Vintage vicar advice: Thrash drunks
A catalogue of bizarre, novel and sometimes downright offensive tips from vicars for achieving a better life has been uncovered by the British Newspaper Archive.
The catalogue of quirky tips includes advice to "thrash drunks" - be they man, woman or child - and to lie about your new wife's cooking skills.
Keeping your mother's "ripping tarts" a secret and "don't be a mug", are more of the gems of wisdom offered by Britain's original agony uncles.
Researchers at the British Newspaper Archive discovered the tips and hints once given by the nation's vicars.

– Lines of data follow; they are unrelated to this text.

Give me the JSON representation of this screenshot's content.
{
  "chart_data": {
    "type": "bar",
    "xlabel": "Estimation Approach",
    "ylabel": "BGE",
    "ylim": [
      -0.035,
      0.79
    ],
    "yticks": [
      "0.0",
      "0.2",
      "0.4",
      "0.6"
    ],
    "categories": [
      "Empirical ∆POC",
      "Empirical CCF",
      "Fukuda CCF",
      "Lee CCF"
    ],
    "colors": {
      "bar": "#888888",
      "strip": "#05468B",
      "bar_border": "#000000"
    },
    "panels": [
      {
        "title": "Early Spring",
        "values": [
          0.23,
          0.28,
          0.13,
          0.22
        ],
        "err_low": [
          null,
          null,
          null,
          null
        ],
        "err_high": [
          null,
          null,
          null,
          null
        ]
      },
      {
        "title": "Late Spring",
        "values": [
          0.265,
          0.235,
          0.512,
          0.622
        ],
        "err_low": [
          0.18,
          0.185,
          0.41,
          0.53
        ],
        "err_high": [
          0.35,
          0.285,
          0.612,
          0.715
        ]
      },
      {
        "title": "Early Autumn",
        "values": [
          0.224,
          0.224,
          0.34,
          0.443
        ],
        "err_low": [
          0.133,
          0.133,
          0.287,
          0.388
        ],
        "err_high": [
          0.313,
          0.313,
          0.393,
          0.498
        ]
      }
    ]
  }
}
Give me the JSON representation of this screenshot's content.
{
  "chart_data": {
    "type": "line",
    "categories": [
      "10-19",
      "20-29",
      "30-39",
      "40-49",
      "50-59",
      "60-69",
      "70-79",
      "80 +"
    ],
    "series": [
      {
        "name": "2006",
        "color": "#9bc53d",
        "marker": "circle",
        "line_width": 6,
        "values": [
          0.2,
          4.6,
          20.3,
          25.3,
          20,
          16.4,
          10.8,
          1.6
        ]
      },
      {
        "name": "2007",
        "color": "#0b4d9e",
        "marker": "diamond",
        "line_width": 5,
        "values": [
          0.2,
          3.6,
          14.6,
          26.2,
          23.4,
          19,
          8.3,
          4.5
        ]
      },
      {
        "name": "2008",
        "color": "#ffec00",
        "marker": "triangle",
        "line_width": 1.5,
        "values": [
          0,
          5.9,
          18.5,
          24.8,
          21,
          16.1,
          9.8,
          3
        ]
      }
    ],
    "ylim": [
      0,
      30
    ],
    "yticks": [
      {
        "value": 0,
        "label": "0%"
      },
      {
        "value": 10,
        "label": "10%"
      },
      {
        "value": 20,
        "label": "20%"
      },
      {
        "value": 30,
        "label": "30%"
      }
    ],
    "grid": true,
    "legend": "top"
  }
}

According to the Rev AJ Waldorn of Brixton, the key to marital bliss in 1913 was pastry-based diplomacy.
In the Western Gazette he advised: "Whatever you do, don't spoil your wedding day by telling your wife what ripping tarts your mother makes".
If a bride's puddings are not up to scratch, he says, simply "swallow the bride's pie, and tell her it's a dream of delight, and then take a pill on the sly".
The Rev WG Roberts, of Horsley St Clements, was another advocate of diplomacy for maintaining domestic harmony.
His advice from 1939 was to "never tell your wife you are going to be the 'boss'", as he points out that "it is a tactless remark, and is fundamentally untrue".
He adds that "a woman who tells her husband she is going to be 'boss' is sillier still, as it brings the whole thing to a level of brute force".